The COVID-19 pandemic has taken a huge bite out of the Big Apple. New Yorkers have experienced seismic changes in their daily lives as this disease has disrupted their work, recreation, mobility, personal and familial activities, and social relations. Yet the coronavirus is only one of the most recent pathogens to have visited New York City and wreaked havoc on its residents. Since the founding of New Amsterdam as a Dutch trading post in 1624, numerous outbreaks of infectious diseases — including smallpox, measles, yellow fever, cholera, influenza, and AIDS — have transformed the region’s demographic, political, and cultural landscapes.  

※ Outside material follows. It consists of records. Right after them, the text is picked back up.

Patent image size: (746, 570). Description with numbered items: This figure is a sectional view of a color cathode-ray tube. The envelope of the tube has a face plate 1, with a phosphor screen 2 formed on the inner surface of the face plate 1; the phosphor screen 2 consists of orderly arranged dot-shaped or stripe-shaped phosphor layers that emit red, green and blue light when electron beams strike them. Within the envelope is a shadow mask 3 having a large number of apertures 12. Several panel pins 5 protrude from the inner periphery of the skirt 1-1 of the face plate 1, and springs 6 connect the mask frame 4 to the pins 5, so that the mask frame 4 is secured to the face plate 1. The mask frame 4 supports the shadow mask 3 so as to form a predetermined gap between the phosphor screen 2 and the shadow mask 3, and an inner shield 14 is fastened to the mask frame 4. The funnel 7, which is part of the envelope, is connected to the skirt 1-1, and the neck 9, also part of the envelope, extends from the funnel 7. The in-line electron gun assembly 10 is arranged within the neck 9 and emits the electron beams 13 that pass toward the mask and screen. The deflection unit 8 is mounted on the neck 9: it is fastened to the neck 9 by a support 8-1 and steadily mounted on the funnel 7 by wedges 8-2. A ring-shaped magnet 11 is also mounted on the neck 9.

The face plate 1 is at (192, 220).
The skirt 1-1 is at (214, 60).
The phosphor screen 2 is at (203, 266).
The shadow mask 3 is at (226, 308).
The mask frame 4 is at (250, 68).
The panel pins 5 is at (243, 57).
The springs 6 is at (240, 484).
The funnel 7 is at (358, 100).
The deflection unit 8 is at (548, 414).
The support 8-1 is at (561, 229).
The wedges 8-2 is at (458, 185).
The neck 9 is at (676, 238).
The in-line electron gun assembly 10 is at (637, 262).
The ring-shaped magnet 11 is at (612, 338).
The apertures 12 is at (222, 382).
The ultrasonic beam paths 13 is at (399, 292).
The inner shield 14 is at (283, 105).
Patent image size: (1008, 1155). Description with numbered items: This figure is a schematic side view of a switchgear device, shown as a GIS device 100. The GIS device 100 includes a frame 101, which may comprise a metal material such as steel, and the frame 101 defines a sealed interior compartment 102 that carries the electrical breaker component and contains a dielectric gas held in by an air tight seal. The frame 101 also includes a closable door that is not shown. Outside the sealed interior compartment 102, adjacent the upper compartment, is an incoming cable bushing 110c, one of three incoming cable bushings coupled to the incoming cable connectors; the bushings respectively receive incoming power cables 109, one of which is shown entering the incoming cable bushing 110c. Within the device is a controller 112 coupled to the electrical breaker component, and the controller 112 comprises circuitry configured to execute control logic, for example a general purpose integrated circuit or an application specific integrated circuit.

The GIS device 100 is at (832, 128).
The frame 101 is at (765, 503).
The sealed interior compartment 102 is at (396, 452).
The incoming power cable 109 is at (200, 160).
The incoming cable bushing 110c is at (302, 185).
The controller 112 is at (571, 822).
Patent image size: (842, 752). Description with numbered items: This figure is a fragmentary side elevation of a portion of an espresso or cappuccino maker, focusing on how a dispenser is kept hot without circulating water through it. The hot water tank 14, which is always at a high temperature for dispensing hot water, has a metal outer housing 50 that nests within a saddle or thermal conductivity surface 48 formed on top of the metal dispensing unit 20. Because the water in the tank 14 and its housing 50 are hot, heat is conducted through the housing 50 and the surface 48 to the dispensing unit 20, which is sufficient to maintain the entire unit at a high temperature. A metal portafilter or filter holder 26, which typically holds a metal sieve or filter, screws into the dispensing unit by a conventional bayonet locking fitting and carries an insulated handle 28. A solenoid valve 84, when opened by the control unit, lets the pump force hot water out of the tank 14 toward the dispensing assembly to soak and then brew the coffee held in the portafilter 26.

In this seminar, we will explore how infectious disease transformed New York City during its first three centuries. We will also pay particular attention to two outbreaks that hit New York City shortly after the birth of the United States: the yellow fever epidemics of the 1790s and the cholera pandemics of the 1830s. In addition to examining how medical practitioners diagnosed the causes and symptoms of diseases and implemented treatments, we consider how earlier disease outbreaks in New York City shed light on current issues and concerns associated with COVID-19. To this end, we will consider some of the following issues and questions: how previous experiences with infectious diseases resulted in a more active government presence at the municipal and state levels; how governments created new health policies and regulations; how personal and social understandings of disease shaped class, ethnic, and race relations among New York City’s diverse population; and how beliefs regarding religion and morality shaped responses to health crises. Our readings will include an array of primary sources (medical treatises, diaries, letters, newspapers, sermons, reform tracts, and government documents), as well as selected secondary readings by historians of early America, historians of medicine, and others.

Tuesdays & Thursdays (4/13-29), 6:30-8PM (ET)
$275 (6 sessions, 90 min. each)

 

Robb Haberman, PhD, is an Associate Editor of The Selected Papers of John Jay at Columbia University’s Rare Book & Manuscript Library. His writing on literary culture and local identity in post-Revolutionary New York City has appeared in Early American Studies and American Periodicals. His current research explores the intersections of partisanship, defensive planning, and historical memory in Federalist New York. Robb has taught courses on disease in early America at the University of Denver and Trinity College (Hartford).